Der Gutachter hatte nach der BVSK-Liste seine Kosten berechnet.

Die zur Zahlung verpflichtet Versicherung erstatte jedoch einen Betrag von 114,82 EUR nicht. Die Versicherung begründete dieses Vorgehen dementsprechend mit einer selbst ausgedachten Preisliste, welche sie HUK-Honorartableau nennt.

Urteil des AG Aschaffenburg:

Das Amtsgericht Aschaffenburg urteilte am 07.06.2016 (123 C 481/16) über diesen Vorgang.

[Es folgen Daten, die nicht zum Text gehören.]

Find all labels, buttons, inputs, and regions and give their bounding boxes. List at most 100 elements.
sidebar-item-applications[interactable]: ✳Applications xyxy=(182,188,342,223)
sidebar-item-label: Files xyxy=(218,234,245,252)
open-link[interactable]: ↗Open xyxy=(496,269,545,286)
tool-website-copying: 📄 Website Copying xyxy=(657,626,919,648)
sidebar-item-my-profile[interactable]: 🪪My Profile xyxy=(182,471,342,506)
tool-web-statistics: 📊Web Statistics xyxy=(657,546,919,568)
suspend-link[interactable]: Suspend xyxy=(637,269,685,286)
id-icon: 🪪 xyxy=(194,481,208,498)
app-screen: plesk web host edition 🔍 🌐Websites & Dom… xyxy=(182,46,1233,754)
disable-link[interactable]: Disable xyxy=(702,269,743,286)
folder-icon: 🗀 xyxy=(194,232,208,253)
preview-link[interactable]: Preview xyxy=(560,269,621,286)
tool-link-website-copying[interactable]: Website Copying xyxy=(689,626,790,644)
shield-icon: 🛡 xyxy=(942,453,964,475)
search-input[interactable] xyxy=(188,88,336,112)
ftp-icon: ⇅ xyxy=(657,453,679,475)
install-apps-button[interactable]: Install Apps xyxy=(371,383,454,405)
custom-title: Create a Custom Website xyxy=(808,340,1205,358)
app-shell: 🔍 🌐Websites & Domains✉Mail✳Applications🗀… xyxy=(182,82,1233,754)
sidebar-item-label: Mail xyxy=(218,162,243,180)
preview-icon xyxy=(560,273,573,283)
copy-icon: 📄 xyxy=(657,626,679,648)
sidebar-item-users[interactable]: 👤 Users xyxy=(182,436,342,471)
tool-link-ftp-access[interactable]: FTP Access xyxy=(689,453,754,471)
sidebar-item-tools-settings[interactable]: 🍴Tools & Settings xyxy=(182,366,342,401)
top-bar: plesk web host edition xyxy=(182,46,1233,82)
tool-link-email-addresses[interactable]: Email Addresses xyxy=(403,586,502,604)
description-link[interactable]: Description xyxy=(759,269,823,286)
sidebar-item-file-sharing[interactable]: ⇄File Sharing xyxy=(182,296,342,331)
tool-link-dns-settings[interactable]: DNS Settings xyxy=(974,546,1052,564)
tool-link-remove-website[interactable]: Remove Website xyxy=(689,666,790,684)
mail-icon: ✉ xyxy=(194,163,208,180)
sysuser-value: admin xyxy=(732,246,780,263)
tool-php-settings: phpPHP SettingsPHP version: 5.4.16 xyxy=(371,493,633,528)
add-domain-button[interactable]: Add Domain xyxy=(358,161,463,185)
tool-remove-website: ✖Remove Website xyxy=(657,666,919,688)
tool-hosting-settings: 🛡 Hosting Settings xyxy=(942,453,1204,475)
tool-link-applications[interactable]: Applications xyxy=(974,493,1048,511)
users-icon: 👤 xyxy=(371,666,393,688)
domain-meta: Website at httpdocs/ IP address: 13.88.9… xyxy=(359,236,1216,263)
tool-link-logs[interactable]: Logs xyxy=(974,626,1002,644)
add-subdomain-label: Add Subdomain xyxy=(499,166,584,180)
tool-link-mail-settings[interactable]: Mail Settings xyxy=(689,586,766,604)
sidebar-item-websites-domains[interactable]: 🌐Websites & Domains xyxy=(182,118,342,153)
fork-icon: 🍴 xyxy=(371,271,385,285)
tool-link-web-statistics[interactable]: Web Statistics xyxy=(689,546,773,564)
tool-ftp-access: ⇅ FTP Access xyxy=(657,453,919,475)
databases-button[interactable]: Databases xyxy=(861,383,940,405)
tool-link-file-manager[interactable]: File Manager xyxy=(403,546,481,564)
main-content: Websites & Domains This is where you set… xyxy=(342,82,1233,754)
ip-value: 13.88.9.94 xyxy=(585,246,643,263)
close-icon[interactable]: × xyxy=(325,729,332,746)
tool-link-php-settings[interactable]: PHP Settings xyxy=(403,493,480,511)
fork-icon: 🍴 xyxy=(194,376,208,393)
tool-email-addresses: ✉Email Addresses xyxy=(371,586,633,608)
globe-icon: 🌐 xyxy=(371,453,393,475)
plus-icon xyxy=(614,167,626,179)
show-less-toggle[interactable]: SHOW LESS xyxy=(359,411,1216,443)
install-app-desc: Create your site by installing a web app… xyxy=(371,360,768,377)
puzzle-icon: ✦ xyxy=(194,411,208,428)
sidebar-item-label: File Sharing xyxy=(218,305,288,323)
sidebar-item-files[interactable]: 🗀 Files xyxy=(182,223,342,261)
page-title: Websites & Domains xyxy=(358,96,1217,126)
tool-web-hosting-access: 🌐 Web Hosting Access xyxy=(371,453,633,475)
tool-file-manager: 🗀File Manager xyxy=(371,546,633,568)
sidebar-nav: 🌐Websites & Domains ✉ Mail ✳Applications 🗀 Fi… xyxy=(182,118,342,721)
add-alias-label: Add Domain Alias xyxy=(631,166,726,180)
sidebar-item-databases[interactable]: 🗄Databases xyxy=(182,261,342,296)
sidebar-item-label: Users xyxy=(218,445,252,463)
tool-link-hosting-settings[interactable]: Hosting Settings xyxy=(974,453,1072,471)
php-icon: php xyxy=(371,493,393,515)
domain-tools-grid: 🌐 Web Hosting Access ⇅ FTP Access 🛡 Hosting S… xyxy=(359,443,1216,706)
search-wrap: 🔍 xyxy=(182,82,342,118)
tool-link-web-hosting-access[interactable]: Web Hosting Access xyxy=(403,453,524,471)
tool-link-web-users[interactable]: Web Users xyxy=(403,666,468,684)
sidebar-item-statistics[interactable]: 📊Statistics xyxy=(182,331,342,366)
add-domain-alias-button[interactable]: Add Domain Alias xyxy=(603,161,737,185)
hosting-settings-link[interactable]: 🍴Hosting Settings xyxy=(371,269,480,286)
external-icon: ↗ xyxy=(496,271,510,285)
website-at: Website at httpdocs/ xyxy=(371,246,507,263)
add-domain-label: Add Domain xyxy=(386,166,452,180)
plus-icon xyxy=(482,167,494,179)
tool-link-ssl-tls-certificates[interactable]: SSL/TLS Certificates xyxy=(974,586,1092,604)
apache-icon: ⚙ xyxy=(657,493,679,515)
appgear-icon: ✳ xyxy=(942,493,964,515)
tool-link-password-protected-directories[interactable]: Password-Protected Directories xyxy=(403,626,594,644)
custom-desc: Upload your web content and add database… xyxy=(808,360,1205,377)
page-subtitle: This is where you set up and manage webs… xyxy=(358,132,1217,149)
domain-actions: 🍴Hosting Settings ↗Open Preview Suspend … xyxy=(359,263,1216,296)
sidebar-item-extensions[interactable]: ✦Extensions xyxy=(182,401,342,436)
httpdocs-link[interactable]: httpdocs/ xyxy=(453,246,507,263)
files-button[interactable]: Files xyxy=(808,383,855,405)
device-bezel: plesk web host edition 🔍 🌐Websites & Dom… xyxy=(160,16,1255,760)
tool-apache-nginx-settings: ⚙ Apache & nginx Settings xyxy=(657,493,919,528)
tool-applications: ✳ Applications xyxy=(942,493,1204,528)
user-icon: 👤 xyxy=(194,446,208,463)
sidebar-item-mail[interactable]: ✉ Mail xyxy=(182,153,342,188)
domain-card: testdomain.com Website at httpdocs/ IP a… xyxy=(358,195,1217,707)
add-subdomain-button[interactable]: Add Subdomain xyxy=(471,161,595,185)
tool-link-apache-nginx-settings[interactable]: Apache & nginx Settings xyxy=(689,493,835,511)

Das Gericht entschied, dass Abzüge von der Sachverständigenrechnung nicht zu machen wären, so dass der Kläger den von der Beklagten bislang nicht ausgeglichenen noch offenen Restbetrag von 114,82 EUR aus abgetretenem Recht verlangen kann.

Info:

Das von der HUK-COBURG-Gruppe immer wieder zu Grunde gelegte HUK-Tableau ist bei einem Haftpflichtschaden kein geeigneter Maßstab zur Abrechnung von freien Sachverständigen.

Es handelt sich lediglich um einen jeweiligen Wunschbetrag der Versicherung, welchen diese sich einfach ausgedacht hat. Rechtlich hat dieses HUK-Tableau keinerlei Bedeutung, wie auch schon der BGH feststellte.